Ein Lob für das Visual-Studio-Debugger-Team

Vor einiger Zeit hatte ich eine Beta von Visual Studio 2012 ausprobiert und versucht, damit unsere C++-basierten Applikationen zu debuggen. Mit VS2005 bis VS2010 hatte das jahrelang prima geklappt. Mit VS2012 hingegen ging es hochkannt schief: Der Versuch, die Applikation zu starten, führte zu einem Total-Crash von VS2012 selbst, noch bevor die erste Zeile unseres Programm-Codes überhaupt zur Ausführung kam. Mehr oder weniger das selbe Phänomen bei einem Attach to process: Unser EXE war toxisch, bei der ersten Berührung damit fiel VS2012 tot um.

Als sich das auch mit der RTM-Version von VS2012 nicht geändert hatte, und weit und breit keine gute Idee zu sehen war, was der Grund sein könnte für das Problem, wurde ich langsam nervös und rang mich dazu durch, bei Microsoft Hilfe zu suchen, obwohl ich recht skeptisch war: Würde sich ein Weltkonzern wie Microsoft interessieren für ein Problem einer kleinen IT-Bude in der Schweiz?

Ich machte also ein Posting im Forum des Visual Studio Developer Center.
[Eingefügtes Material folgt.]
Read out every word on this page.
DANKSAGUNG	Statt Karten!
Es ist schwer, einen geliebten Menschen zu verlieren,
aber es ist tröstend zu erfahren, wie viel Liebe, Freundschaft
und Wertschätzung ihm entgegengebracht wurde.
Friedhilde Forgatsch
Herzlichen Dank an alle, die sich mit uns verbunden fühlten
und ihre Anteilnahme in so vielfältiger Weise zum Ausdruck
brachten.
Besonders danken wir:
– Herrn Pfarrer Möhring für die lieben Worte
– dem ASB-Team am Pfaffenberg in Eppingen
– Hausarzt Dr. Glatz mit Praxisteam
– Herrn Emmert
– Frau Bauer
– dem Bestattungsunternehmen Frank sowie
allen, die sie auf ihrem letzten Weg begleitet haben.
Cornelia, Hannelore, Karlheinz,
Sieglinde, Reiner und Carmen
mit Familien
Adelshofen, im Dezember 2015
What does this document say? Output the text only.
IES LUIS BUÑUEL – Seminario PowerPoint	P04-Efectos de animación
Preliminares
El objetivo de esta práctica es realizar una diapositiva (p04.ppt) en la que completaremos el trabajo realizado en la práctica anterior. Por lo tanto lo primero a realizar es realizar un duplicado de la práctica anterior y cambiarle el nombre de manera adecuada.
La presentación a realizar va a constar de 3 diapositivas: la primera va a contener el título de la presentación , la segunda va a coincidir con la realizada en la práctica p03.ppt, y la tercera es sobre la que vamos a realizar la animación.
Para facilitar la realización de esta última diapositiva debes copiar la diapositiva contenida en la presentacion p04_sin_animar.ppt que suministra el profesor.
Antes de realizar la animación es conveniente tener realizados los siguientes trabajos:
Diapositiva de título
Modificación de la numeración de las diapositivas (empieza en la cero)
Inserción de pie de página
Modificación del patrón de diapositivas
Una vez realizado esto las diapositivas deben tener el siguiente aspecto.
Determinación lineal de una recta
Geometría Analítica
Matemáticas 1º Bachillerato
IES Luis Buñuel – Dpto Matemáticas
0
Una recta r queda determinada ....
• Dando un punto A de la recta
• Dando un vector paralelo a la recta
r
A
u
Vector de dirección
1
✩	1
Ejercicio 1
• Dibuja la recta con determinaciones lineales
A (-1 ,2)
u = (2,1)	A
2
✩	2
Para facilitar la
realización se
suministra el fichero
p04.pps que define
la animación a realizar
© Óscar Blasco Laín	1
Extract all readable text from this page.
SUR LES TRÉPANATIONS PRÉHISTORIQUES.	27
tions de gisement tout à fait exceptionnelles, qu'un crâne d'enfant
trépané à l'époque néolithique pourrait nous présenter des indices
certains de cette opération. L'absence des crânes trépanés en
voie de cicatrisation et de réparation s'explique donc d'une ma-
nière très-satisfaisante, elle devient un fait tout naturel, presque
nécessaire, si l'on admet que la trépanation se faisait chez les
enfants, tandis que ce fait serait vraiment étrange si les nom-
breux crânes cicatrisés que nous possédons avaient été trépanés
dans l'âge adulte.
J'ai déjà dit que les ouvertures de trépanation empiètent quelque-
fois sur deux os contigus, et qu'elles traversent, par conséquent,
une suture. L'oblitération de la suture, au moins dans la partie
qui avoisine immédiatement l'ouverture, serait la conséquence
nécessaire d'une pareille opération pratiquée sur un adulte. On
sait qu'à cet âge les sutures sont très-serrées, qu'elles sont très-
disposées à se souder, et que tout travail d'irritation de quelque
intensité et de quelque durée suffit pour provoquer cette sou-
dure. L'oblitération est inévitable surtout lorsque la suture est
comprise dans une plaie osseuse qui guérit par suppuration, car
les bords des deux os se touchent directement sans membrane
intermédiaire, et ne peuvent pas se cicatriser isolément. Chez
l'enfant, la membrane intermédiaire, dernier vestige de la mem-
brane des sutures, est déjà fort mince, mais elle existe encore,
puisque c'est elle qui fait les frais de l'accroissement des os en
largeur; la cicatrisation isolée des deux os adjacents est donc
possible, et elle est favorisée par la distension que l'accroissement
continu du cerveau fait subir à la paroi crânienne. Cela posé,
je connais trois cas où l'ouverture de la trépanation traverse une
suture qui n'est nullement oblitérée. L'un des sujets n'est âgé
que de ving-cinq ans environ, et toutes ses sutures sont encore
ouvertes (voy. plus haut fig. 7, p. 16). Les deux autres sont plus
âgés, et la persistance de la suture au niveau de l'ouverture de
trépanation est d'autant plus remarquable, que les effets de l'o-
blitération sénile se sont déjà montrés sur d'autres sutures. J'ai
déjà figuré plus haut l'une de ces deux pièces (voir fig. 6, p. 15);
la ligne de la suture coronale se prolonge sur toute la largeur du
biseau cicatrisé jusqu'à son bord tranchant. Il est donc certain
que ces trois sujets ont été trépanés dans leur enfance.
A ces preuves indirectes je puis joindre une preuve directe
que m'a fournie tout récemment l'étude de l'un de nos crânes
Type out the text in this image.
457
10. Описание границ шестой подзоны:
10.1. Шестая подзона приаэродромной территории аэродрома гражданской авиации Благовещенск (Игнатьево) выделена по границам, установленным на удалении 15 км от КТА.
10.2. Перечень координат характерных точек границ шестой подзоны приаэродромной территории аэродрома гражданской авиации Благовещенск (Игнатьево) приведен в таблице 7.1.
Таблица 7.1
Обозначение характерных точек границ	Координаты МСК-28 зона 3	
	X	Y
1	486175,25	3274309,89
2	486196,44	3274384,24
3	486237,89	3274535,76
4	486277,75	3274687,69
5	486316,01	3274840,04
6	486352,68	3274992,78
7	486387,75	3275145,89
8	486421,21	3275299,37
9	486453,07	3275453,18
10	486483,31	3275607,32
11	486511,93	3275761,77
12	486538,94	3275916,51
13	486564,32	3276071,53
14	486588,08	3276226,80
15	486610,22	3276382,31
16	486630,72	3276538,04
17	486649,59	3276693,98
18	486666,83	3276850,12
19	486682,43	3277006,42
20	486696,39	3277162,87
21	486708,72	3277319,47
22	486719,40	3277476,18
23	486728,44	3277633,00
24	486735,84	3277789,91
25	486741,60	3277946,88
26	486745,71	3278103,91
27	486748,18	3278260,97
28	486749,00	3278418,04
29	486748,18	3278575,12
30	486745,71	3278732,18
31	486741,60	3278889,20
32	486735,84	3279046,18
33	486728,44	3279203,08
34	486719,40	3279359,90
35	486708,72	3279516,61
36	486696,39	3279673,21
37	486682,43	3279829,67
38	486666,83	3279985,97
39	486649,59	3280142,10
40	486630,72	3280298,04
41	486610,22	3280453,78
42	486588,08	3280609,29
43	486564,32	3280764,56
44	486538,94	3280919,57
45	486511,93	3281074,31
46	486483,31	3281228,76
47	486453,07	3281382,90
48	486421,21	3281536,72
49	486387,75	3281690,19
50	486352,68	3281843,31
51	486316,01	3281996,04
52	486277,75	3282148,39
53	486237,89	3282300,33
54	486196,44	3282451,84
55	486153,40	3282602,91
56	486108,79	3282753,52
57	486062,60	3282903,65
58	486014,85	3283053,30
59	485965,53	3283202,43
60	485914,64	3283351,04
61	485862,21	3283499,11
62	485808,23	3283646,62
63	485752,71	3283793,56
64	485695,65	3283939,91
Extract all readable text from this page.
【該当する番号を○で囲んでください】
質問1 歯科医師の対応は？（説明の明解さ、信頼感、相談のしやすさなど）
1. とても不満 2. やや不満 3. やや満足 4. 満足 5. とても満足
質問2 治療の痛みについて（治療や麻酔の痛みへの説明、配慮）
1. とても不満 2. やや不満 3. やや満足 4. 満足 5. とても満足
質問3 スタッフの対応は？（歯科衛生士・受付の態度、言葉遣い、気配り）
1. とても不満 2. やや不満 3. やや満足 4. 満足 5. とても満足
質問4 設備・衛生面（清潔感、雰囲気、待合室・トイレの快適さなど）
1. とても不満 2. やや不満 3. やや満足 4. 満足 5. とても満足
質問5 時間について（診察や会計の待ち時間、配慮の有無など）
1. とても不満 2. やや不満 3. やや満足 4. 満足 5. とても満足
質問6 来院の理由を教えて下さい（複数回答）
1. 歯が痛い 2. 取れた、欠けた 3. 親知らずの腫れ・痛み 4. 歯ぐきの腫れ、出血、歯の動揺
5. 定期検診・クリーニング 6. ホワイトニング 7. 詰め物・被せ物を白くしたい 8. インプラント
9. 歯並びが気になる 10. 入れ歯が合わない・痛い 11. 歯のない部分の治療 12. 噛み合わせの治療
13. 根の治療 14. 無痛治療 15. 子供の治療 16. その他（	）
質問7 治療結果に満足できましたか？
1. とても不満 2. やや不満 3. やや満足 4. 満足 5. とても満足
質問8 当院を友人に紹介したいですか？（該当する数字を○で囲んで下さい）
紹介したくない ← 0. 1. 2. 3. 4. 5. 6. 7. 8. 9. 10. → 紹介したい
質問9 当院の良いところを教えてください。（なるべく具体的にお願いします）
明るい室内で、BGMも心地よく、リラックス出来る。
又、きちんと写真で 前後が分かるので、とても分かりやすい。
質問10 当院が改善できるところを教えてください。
Das Resultat war mittelprächtig: Ein Microsoft-Mitarbeiter, der da wohl so etwas wie „Dienst tut“, schaute sich die Sache an, war aber bald mit seinem Latein am Ende, und machte schliesslich den Vorschlag, ich solle direkt einen Bug-Report erstellen, auf connect.microsoft.com.

Das tat ich auch – den Bug Report find man hier – und wartete gespannt, wie es weitergehen würde.

Das Resultat übertraf meine Erwartungen deutlich: Nach nur etwa 2 Wochen hatte jemand im Debugger-Team den Grund für die Crashes gefunden, die Sache für die nächste Version von Visual Studio korrigiert, und erst noch eine Umgehungs-Lösung geliefert, wie es auch mit dem bestehenden VS2012 klappt.

Allein diese Umgehungslösung ist sehr interessant: Offenbar hat Microsoft, ohne das an die grosse Glocke zu hängen, wesentliche Teile der „debugging engine“ für die 2012er-Version von Visual Studio überarbeitet, und es war dieser neue Code, welcher an einer Seltsamkeit in den VERSIONINFO-Daten in unserem EXE gar keine Freude hatte. Es gibt einen Trick, wie man die „legacy debug engine“ aktivieren kann, den alten Code, welcher damit klarkommt und der noch da ist: Man schaltet die Option Enable Edit and Continue in den Debugging-Options ein:

Legacy Debugger

Legacy Debugger aktivieren

Das ganze war für mich ein voller Erfolg. Auch wenn es natürlich keinerlei Garantien auf Erfolg gibt, möchte ich doch jeden ermuntern, der ein ernstes Problem hat mit Visual Studio, den Weg über einen Bug-Report auch zu versuchen. Es kann sein, dass man erhört wird.